Fox introduced the Bundys and “babyfaced” Johnny Depp 30 years ago today
Once in a great while, we are privileged to experience a television event so extraordinary, it becomes part of our shared heritage. 1969: Man walks on the moon.1971: Man walks on the moon… again. Then, for a long time, nothing happened.
But on April 5, 1987, a seismic occurrence made the above Simpsons reference—and all Simpsons references—possible: the launch of the Fox Broadcasting Company’s first primetime lineup. The TV upstart more commonly referred to as Fox had been on the air since October 1986, but its challenge to the dominance of the United States’ Big Three broadcast networks began in earnest the following spring. Thanks to YouTube user Sherilyn Connelly, you can relive that evening’s introduction to the Bundys of Chicago and Tracey Ullman of the U.K., following a high-stakes defacement of the Hollywood sign. Yes, even in its infancy, Fox had an attitude.
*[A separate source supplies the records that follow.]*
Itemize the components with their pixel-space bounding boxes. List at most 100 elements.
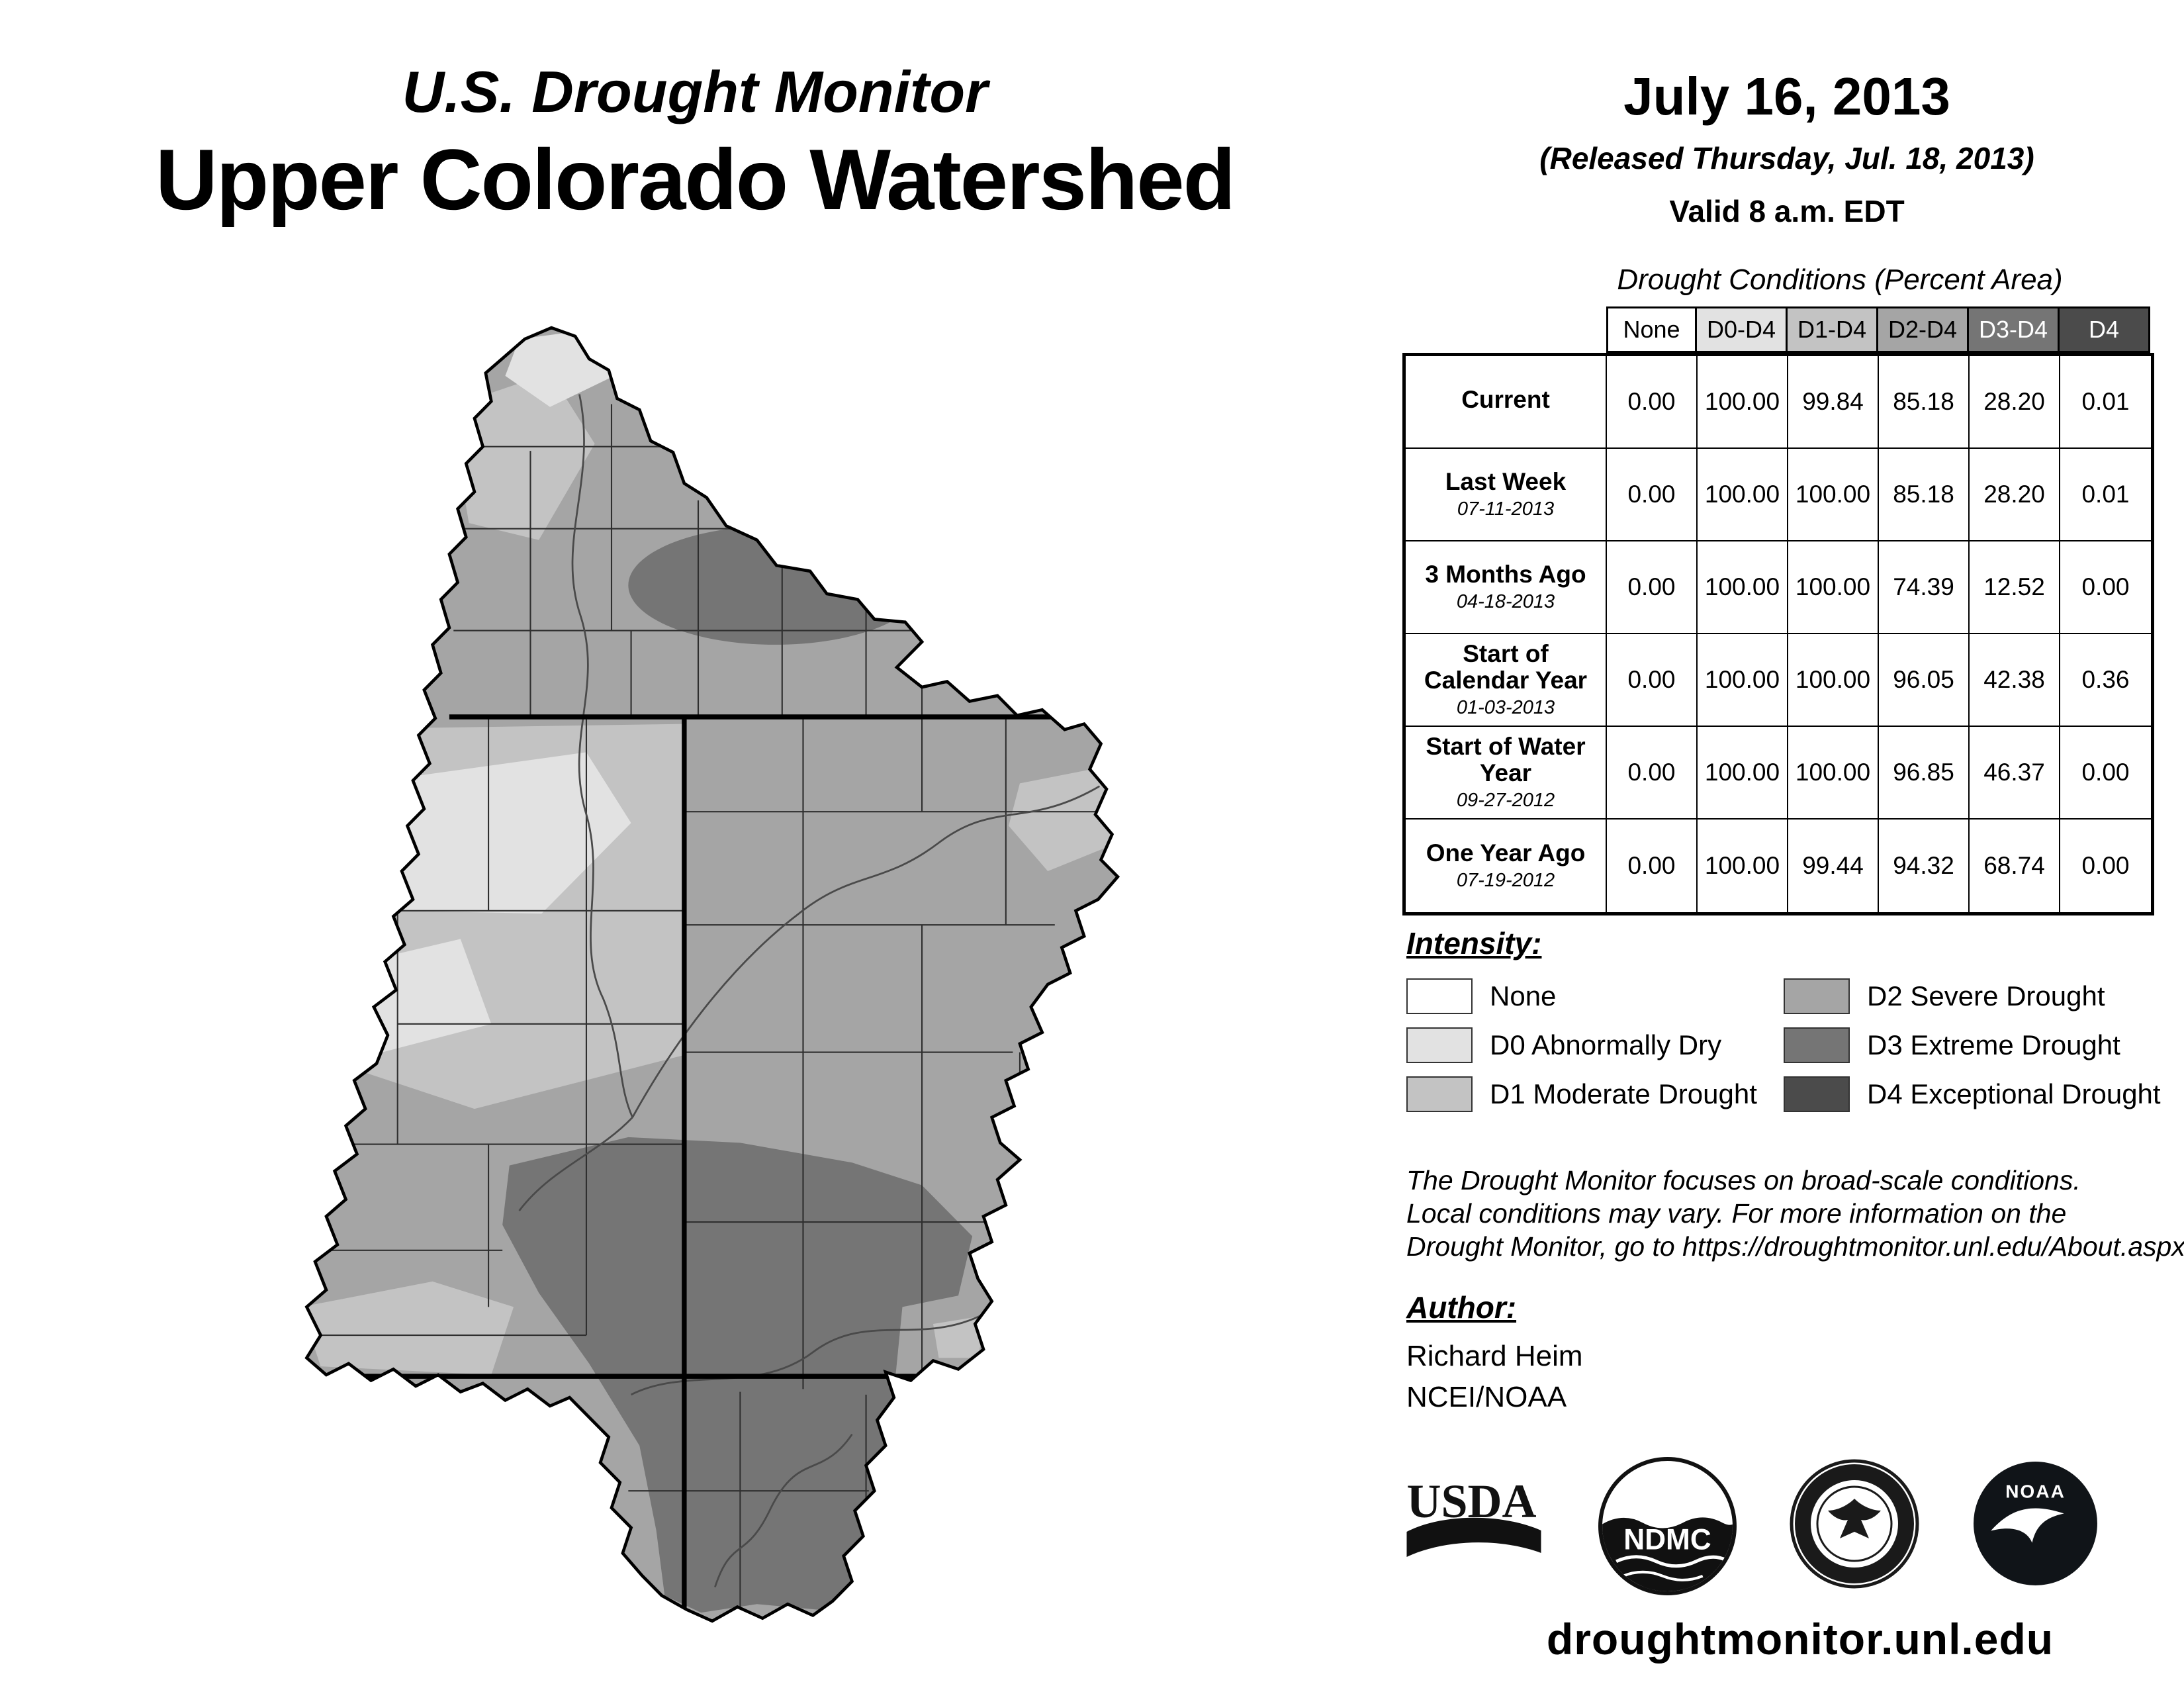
row-label: 3 Months Ago 04-18-2013	[1406, 541, 1607, 634]
ndmc-logo: NDMC	[1596, 1455, 1739, 1598]
table-value: 100.00	[1788, 634, 1879, 727]
table-value: 100.00	[1698, 541, 1788, 634]
commerce-seal-logo	[1788, 1458, 1921, 1590]
row-label: Current	[1406, 356, 1607, 449]
column-header-none: None	[1606, 306, 1697, 353]
table-value: 100.00	[1698, 634, 1788, 727]
table-value: 0.00	[1607, 449, 1698, 541]
d1-region-southwest	[306, 1281, 514, 1375]
d0-region-west-band	[362, 752, 631, 914]
table-value: 96.05	[1879, 634, 1970, 727]
table-value: 0.00	[1607, 820, 1698, 912]
legend-item-d0: D0 Abnormally Dry	[1406, 1027, 1784, 1063]
table-value: 0.00	[2060, 541, 2151, 634]
author-block: Author: Richard Heim NCEI/NOAA	[1406, 1289, 1583, 1414]
column-header-d1d4: D1-D4	[1788, 306, 1878, 353]
noaa-logo: NOAA	[1971, 1459, 2101, 1589]
river-lines	[518, 394, 1101, 1588]
legend-label: D1 Moderate Drought	[1490, 1078, 1757, 1109]
table-value: 0.01	[2060, 356, 2151, 449]
legend-item-d4: D4 Exceptional Drought	[1784, 1076, 2181, 1112]
county-lines	[306, 404, 1118, 1611]
table-value: 85.18	[1879, 449, 1970, 541]
row-label-date: 07-19-2012	[1456, 870, 1555, 892]
table-value: 99.84	[1788, 356, 1879, 449]
report-kicker: U.S. Drought Monitor	[402, 59, 988, 124]
column-header-d2d4: D2-D4	[1878, 306, 1969, 353]
table-value: 100.00	[1698, 727, 1788, 820]
table-value: 100.00	[1788, 727, 1879, 820]
intensity-legend: Intensity: None D2 Severe Drought D0 Abn…	[1406, 925, 2181, 1112]
table-header-row: None D0-D4 D1-D4 D2-D4 D3-D4 D4	[1606, 306, 2150, 353]
table-value: 100.00	[1788, 541, 1879, 634]
drought-conditions-table: Current 0.00 100.00 99.84 85.18 28.20 0.…	[1402, 353, 2154, 915]
ndmc-logo-text: NDMC	[1623, 1524, 1711, 1556]
usda-logo: USDA	[1402, 1475, 1546, 1574]
table-value: 28.20	[1970, 449, 2060, 541]
table-value: 0.00	[1607, 356, 1698, 449]
author-heading: Author:	[1406, 1290, 1517, 1325]
table-value: 0.00	[1607, 727, 1698, 820]
legend-label: None	[1490, 980, 1557, 1011]
d0-swatch	[1406, 1027, 1473, 1063]
d3-swatch	[1784, 1027, 1850, 1063]
row-label-date: 07-11-2013	[1457, 498, 1555, 520]
row-label-text: Start of Calendar Year	[1424, 640, 1588, 694]
legend-label: D3 Extreme Drought	[1867, 1029, 2120, 1060]
table-value: 0.00	[2060, 820, 2151, 912]
d3-region-north	[628, 526, 923, 645]
legend-label: D0 Abnormally Dry	[1490, 1029, 1722, 1060]
table-value: 100.00	[1698, 356, 1788, 449]
table-value: 96.85	[1879, 727, 1970, 820]
noaa-logo-text: NOAA	[2005, 1481, 2066, 1501]
author-org: NCEI/NOAA	[1406, 1381, 1567, 1413]
table-value: 42.38	[1970, 634, 2060, 727]
row-label-date: 04-18-2013	[1456, 591, 1555, 613]
legend-item-d3: D3 Extreme Drought	[1784, 1027, 2181, 1063]
watershed-map-svg	[304, 326, 1120, 1623]
table-value: 0.00	[1607, 541, 1698, 634]
row-label: Start of Calendar Year 01-03-2013	[1406, 634, 1607, 727]
author-name: Richard Heim	[1406, 1340, 1583, 1372]
table-value: 94.32	[1879, 820, 1970, 912]
row-label-text: Current	[1461, 386, 1550, 414]
disclaimer-text: The Drought Monitor focuses on broad-sca…	[1406, 1165, 2184, 1262]
drought-map	[265, 316, 1132, 1632]
map-date: July 16, 2013	[1623, 67, 1950, 126]
table-value: 100.00	[1698, 820, 1788, 912]
d1-region-northwest	[449, 373, 595, 540]
legend-item-none: None	[1406, 978, 1784, 1014]
table-value: 99.44	[1788, 820, 1879, 912]
none-swatch	[1406, 978, 1473, 1014]
column-header-d0d4: D0-D4	[1697, 306, 1788, 353]
table-value: 0.00	[1607, 634, 1698, 727]
watershed-outline	[304, 326, 1120, 1623]
row-label-text: One Year Ago	[1426, 839, 1586, 867]
row-label: Last Week 07-11-2013	[1406, 449, 1607, 541]
row-label-text: Last Week	[1445, 468, 1567, 496]
table-value: 0.01	[2060, 449, 2151, 541]
table-value: 100.00	[1698, 449, 1788, 541]
d1-region-northeast	[1009, 766, 1118, 871]
row-label: One Year Ago 07-19-2012	[1406, 820, 1607, 912]
usda-swoosh-icon	[1406, 1517, 1541, 1557]
table-value: 28.20	[1970, 356, 2060, 449]
column-header-d4: D4	[2060, 306, 2150, 353]
page-title: Upper Colorado Watershed	[155, 131, 1236, 228]
column-header-d3d4: D3-D4	[1969, 306, 2060, 353]
table-title: Drought Conditions (Percent Area)	[1617, 263, 2063, 296]
legend-item-d1: D1 Moderate Drought	[1406, 1076, 1784, 1112]
row-label: Start of Water Year 09-27-2012	[1406, 727, 1607, 820]
seabird-icon	[1991, 1508, 2064, 1543]
legend-label: D4 Exceptional Drought	[1867, 1078, 2161, 1109]
table-value: 0.36	[2060, 634, 2151, 727]
d2-swatch	[1784, 978, 1850, 1014]
release-date: (Released Thursday, Jul. 18, 2013)	[1539, 141, 2034, 175]
table-value: 74.39	[1879, 541, 1970, 634]
legend-title: Intensity:	[1406, 926, 1542, 961]
legend-grid: None D2 Severe Drought D0 Abnormally Dry…	[1406, 978, 2181, 1112]
seal-band	[1795, 1464, 1914, 1583]
row-label-date: 01-03-2013	[1456, 697, 1555, 719]
table-value: 85.18	[1879, 356, 1970, 449]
The network would continue adding new series in the Sundays that followed, supplementing Married… With Children and The Tracey Ullman Show with sitcoms Duet (“for the first time, a real romantic comedy in real time”) and Mr. President, the latter being a George C. Scott vehicle produced by Johnny Carson and Taxi, Mary Tyler Moore, and Cosby Show veteran Ed. Weinberger. But before Duet and Mr. President, though, there was the feature-length pilot for 21 Jump Street, promos for which put the word “babyface” over a smiling Johnny Depp, an implication of innocence that doesn’t really stick three decades later.
And what about our old friends the Simpsons? Well, they wouldn’t be stopping by to say hello between Tracey Ullman sketches for a couple more weeks. Until then, the show—whose cast featured eventual Springfield residents Dan Castellaneta and Julie Kavner—utilized the lightly comedic medical misadventures of Dr. Janice N!Godatu. Created by M.K. Brown, Dr. N!Godatu would alternate with Simpsons shorts throughout Tracey Ullman’s first season, before the animators at Klasky Csupo turned their attentions entirely to Homer, Marge, Bart, Lisa, and Maggie in season two. And the rest, they say, is history—or “Fox-story,” if you want to get cute about it.